Faith, Jesus reminds his disciples in Luke 12—faith, casts out fear.  Completely.  Absolutely.  Permanently.  Hope, trust, not simply a probability, but something that is already so deeply true that it seems we have been enjoying it already forever.  The righteousness of Abraham, for us.  An Advent reading, Luke 12: You must be ready, for the Son of Man is coming at an unexpected hour.  But of course the fun of Advent is that we lean forward in anticipation and expectation for one who is already here.  Who has come, whose work is accomplished, who is seated at the right hand of Father.  The miracle of Advent, that the 21st Chapter of the Revelation to St. John is already accomplished.  The New Jerusalem coming down from heaven from God.  As we will sing in just a few minutes:   “Holy, holy, holy, Lord God of Hosts.  Heaven and earth are full of thy glory.”  Present tense.  Even as we speak this old world passing away.  The new world arriving.  Already true.  An old joke sometimes attributed to Mark Twain (though that’s somewhat hard to imagine):  Someone asked Twain, “do you believe in infant baptism?”  He replied, “Believe in it?  I’ve seen it with my own eyes!”

There is I think, and it is something we see again and again in the Bible, a spiritual or we might even say a supernatural character to this thing we’re calling faith.  Not like my faith in the Kennywood Skycoaster, which was strong, but also provisional--based on observation, evidence, reasonable calculation.  No way observation, evidence, or reasonable calculation gets Abraham to see what God is doing through him as he looks up into that starry sky.  No way for those friends of Jesus to think or calculate their way to their fearless sacrificial witness and heroic martyrdom.

It is for us, as it was for Abraham, a choice, a decision, an act of will.  No coercion.  No forced marches.  And yet supremely,  it is a gift.  Faith.  Something that we can know, that we can pray for, that we can receive no matter how broken we are, how inadequate, how off-center. 
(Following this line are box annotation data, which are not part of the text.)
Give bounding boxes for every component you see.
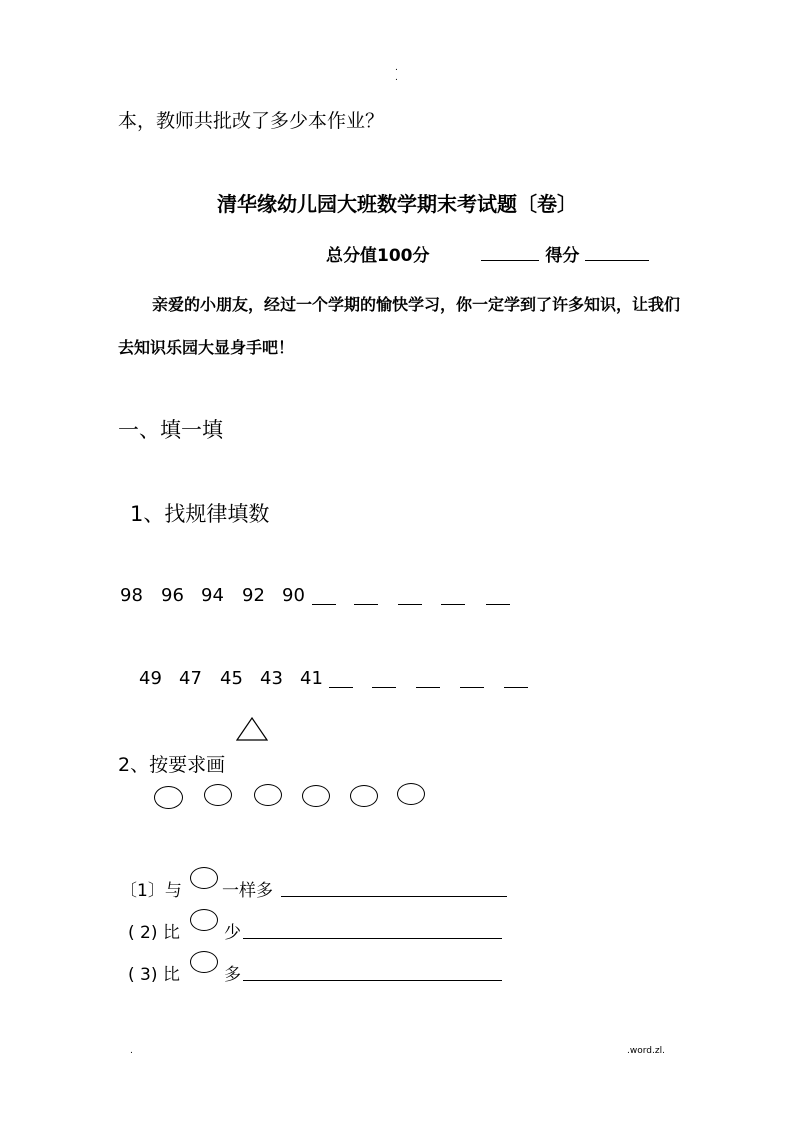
circle-icon <box>302 785 330 807</box>
sequence-number: 45 <box>220 668 243 689</box>
circle-icon <box>204 784 232 806</box>
circle-icon <box>154 786 183 809</box>
carryover-text: 本，教师共批改了多少本作业？ <box>118 110 385 132</box>
subquestion-suffix: 多 <box>224 965 241 985</box>
circle-icon <box>190 909 218 931</box>
answer-blank[interactable] <box>372 687 396 688</box>
sequence-number: 47 <box>179 668 202 689</box>
footer-right-mark: .word.zl. <box>627 1046 665 1056</box>
answer-blank[interactable] <box>486 604 510 605</box>
sequence-number: 90 <box>282 585 305 606</box>
score-line <box>326 241 649 266</box>
answer-blank[interactable] <box>398 604 422 605</box>
question-2-heading: 2、按要求画 <box>118 754 226 776</box>
answer-line[interactable] <box>281 896 507 897</box>
answer-blank[interactable] <box>329 687 353 688</box>
circle-icon <box>190 951 218 973</box>
page-title: 清华缘幼儿园大班数学期末考试题〔卷〕 <box>217 192 577 216</box>
answer-blank[interactable] <box>416 687 440 688</box>
answer-blank[interactable] <box>312 604 336 605</box>
answer-blank[interactable] <box>354 604 378 605</box>
sequence-number: 94 <box>201 585 224 606</box>
circle-icon <box>397 783 425 805</box>
section-heading-fill: 一、填一填 <box>118 418 223 442</box>
sequence-number: 43 <box>260 668 283 689</box>
intro-line-1: 亲爱的小朋友，经过一个学期的愉快学习，你一定学到了许多知识，让我们 <box>152 295 681 314</box>
footer-left-mark: . <box>130 1046 133 1056</box>
blank-line <box>481 246 539 261</box>
sequence-number: 41 <box>300 668 323 689</box>
answer-blank[interactable] <box>504 687 528 688</box>
header-mark-2: . <box>395 73 398 83</box>
answer-blank[interactable] <box>460 687 484 688</box>
circle-icon <box>254 784 282 806</box>
circle-icon <box>350 785 378 807</box>
header-mark: . <box>395 63 398 73</box>
subquestion-suffix: 少 <box>224 923 241 943</box>
answer-line[interactable] <box>243 938 502 939</box>
sequence-number: 49 <box>139 668 162 689</box>
total-score-label: 总分值100分 <box>326 246 430 266</box>
sequence-number: 92 <box>242 585 265 606</box>
score-label: 得分 <box>545 246 580 266</box>
circle-icon <box>190 867 218 889</box>
subquestion-suffix: 一样多 <box>222 881 273 901</box>
subquestion-prefix: ( 2) 比 <box>128 923 180 943</box>
answer-line[interactable] <box>243 980 502 981</box>
sequence-number: 96 <box>161 585 184 606</box>
triangle-icon <box>236 717 268 741</box>
sequence-number: 98 <box>120 585 143 606</box>
subquestion-prefix: 〔1〕与 <box>120 881 182 901</box>
intro-line-2: 去知识乐园大显身手吧！ <box>118 338 295 357</box>
subquestion-prefix: ( 3) 比 <box>128 965 180 985</box>
answer-blank[interactable] <box>441 604 465 605</box>
score-blank[interactable] <box>585 246 649 261</box>
question-1-heading: 1、找规律填数 <box>130 502 270 526</box>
That God’s promises move from being words on a page to being words inscribed on our hearts.  To know with assurance that the promises God spoke to Abraham and the promises that the friends of Jesus trusted to the very end in ancient times are promises that God has for us, promises that God is fulfilling for us today.  We would believe that.  Promises to be found with assurance in Scripture and promises handed down generation by generation in the stewardship of the Church.  Promises that we can share in with hope and joy even as we this morning share the Bread of Heaven, the Cup of Salvation.